YOUR HEALTH Dr James Le Fanu: 12 July
Thursday, 11 July 2013

Dr James Le Fanu: 12 July

When getting the giggles can be a pain, how to ease the sensation of burning in the mouth, and a natural way of preventing hay fever

Written by Dr James Le Fanu
The drawback of any illness, whether a bout of flu or something more serious, is that it can be a bore – seriously interfering with one’s appreciation of the simple pleasures of life.

Still, some wit never comes amiss for, as the great Hippocrates remarked, ‘Dourness is unattractive for both the healthy and the sick.’

It must, however, be the right sort of wit – as suggested by a contribution to the Archives of Internal Medicine ‘Humour in the physician-patient encounter’.

Consider the not unusual situation of expressing one’s disapproval when the doctor is late, yet again, for the consultation. Here, ‘I was just about to send out a search party for you’ with its subtle reversal of roles – the patient concerned about the doctor’s welfare – is preferable to the sarcastic stereotyping of ‘So you’ve been out on the golf course again!’

Next, a humorous comment can express sympathy for the patient’s plight, as with the doctor who responded to an obese patient’s query ‘How do you stay so thin?’ with the not necessarily truthful ‘My wife can’t cook’ – that does at least convey the sense that no one’s life is perfect.

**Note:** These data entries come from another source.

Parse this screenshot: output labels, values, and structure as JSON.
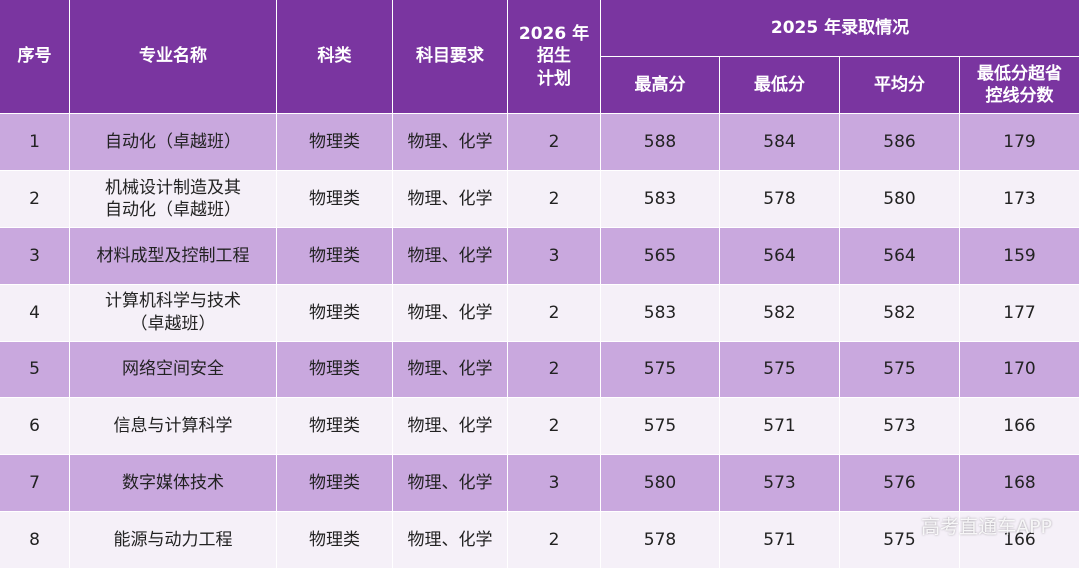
{
  "table": {
    "header": [
      "序号",
      "专业名称",
      "科类",
      "科目要求",
      "2026 年\n招生\n计划"
    ],
    "group_header": "2025 年录取情况",
    "sub_header": [
      "最高分",
      "最低分",
      "平均分",
      "最低分超省\n控线分数"
    ],
    "rows": [
      [
        1,
        "自动化（卓越班）",
        "物理类",
        "物理、化学",
        2,
        588,
        584,
        586,
        179
      ],
      [
        2,
        "机械设计制造及其\n自动化（卓越班）",
        "物理类",
        "物理、化学",
        2,
        583,
        578,
        580,
        173
      ],
      [
        3,
        "材料成型及控制工程",
        "物理类",
        "物理、化学",
        3,
        565,
        564,
        564,
        159
      ],
      [
        4,
        "计算机科学与技术\n（卓越班）",
        "物理类",
        "物理、化学",
        2,
        583,
        582,
        582,
        177
      ],
      [
        5,
        "网络空间安全",
        "物理类",
        "物理、化学",
        2,
        575,
        575,
        575,
        170
      ],
      [
        6,
        "信息与计算科学",
        "物理类",
        "物理、化学",
        2,
        575,
        571,
        573,
        166
      ],
      [
        7,
        "数字媒体技术",
        "物理类",
        "物理、化学",
        3,
        580,
        573,
        576,
        168
      ],
      [
        8,
        "能源与动力工程",
        "物理类",
        "物理、化学",
        2,
        578,
        571,
        575,
        166
      ]
    ]
  },
  "watermark": "高考直通车APP"
}
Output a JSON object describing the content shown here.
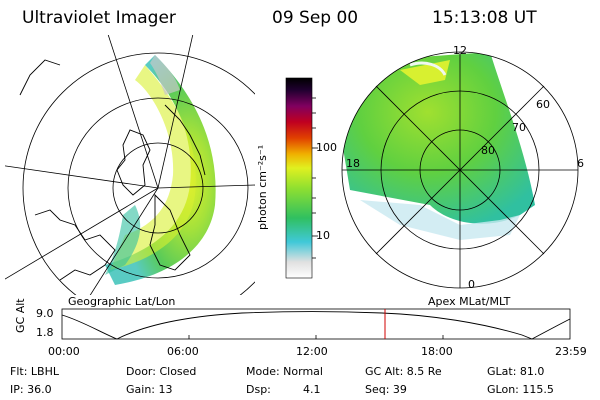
{
  "header": {
    "instrument": "Ultraviolet Imager",
    "date": "09 Sep 00",
    "time": "15:13:08 UT"
  },
  "colorbar": {
    "label": "photon cm⁻²s⁻¹",
    "ticks": [
      "100",
      "10"
    ],
    "colors": [
      "#e8e8e8",
      "#b0e0e8",
      "#40c8d8",
      "#30c070",
      "#60d040",
      "#a0e030",
      "#e0f020",
      "#f0c000",
      "#f08000",
      "#e04000",
      "#c00030",
      "#800060",
      "#300040",
      "#000000"
    ]
  },
  "left_panel": {
    "label": "Geographic Lat/Lon"
  },
  "right_panel": {
    "label": "Apex MLat/MLT",
    "mlt_labels": {
      "top": "12",
      "left": "18",
      "right": "6",
      "bottom": "0"
    },
    "lat_labels": [
      "60",
      "70",
      "80"
    ]
  },
  "altitude_plot": {
    "ylabel": "GC Alt",
    "yticks": [
      "9.0",
      "1.8"
    ],
    "xticks": [
      "00:00",
      "06:00",
      "12:00",
      "18:00",
      "23:59"
    ],
    "marker_color": "#d00000",
    "marker_time": "15:13"
  },
  "info": {
    "flt": "Flt: LBHL",
    "ip": "IP: 36.0",
    "door": "Door: Closed",
    "gain": "Gain: 13",
    "mode": "Mode: Normal",
    "dsp_label": "Dsp:",
    "dsp_value": "4.1",
    "gc_alt": "GC Alt: 8.5 Re",
    "seq": "Seq: 39",
    "glat": "GLat:  81.0",
    "glon": "GLon: 115.5"
  }
}
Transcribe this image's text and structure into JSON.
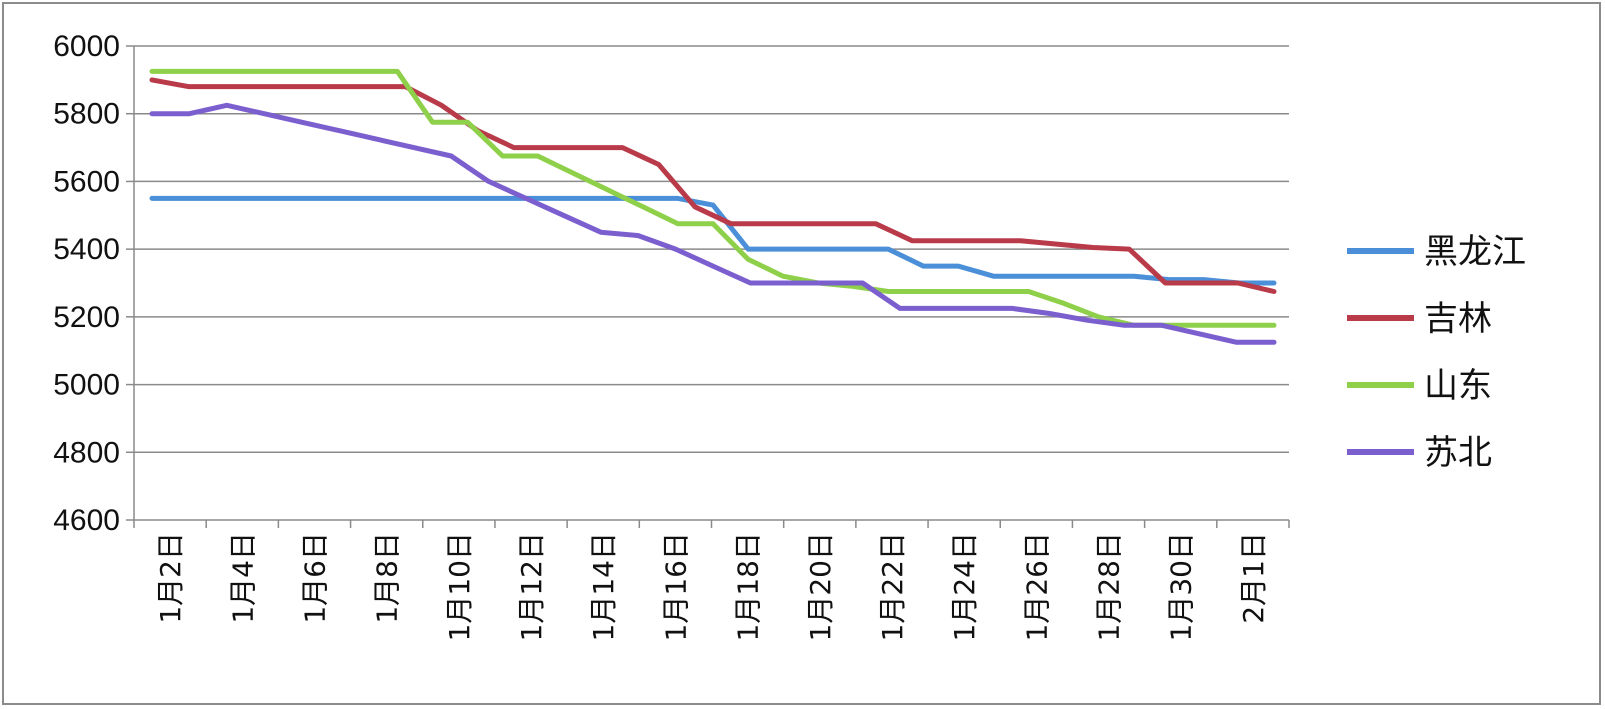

This leads to the observation that in medicine, as in life, the right sort of wit goes a long way. The possible exception might be those medical conditions that are precipitated by humour. These include enuresis risoria – an involuntary loss of bladder control owing to suppressed laughter, more commonly known as giggle micturition. This can be distressing but treatable with a form of behavioural therapy that involves selfadministering a harmless electric shock to the back of the hand when laughing.

This is then replaced by an ‘imaginary shock’ where the patient just thinks about the sensation of the real shock. This seems to do the trick. It’s a funny old world.

This week’s medical query comes courtesy of a reader from Manchester who reports soreness of the tongue and upper and lower palate just behind her teeth that lasts from lunchtime until bedtime. ‘It feels as if I’d drunk a hot cup of tea and burnt my mouth,’ she says.

There’s nothing abnormal to see and her dentist isn’t too bothered about it. It’s been going on for eight months. It sounds like type 1 burning mouth syndrome – that’s not present on waking but gets more severe throughout the day and is due to abnormal functioning of the sensory nerves. Exacerbating factors may include certain toothpaste brands, and glasses washed in dishwashers. There‘s no speciŽfic cure, but drugs prescribed for similar types of neuropathic pain, such as amitriptyline, may be of help.



The preventive measure against hay fever of ‘desensitisation’ – exposing the patient to small doses of the pollen during the winter months – is no longer recommended. But the same e‡ffect can, perhaps surprisingly, be achieved by taking regular doses of honey.

A reader from Lancashire provides the details: ‘Starting in early January you should take one dessert spoon full of local honey each day and thus build up a resistance to the local pollen. I tried this with initial great success and repeated it for three years – and now only get very minor attacks of hay fever when the pollen counts are extremely high.’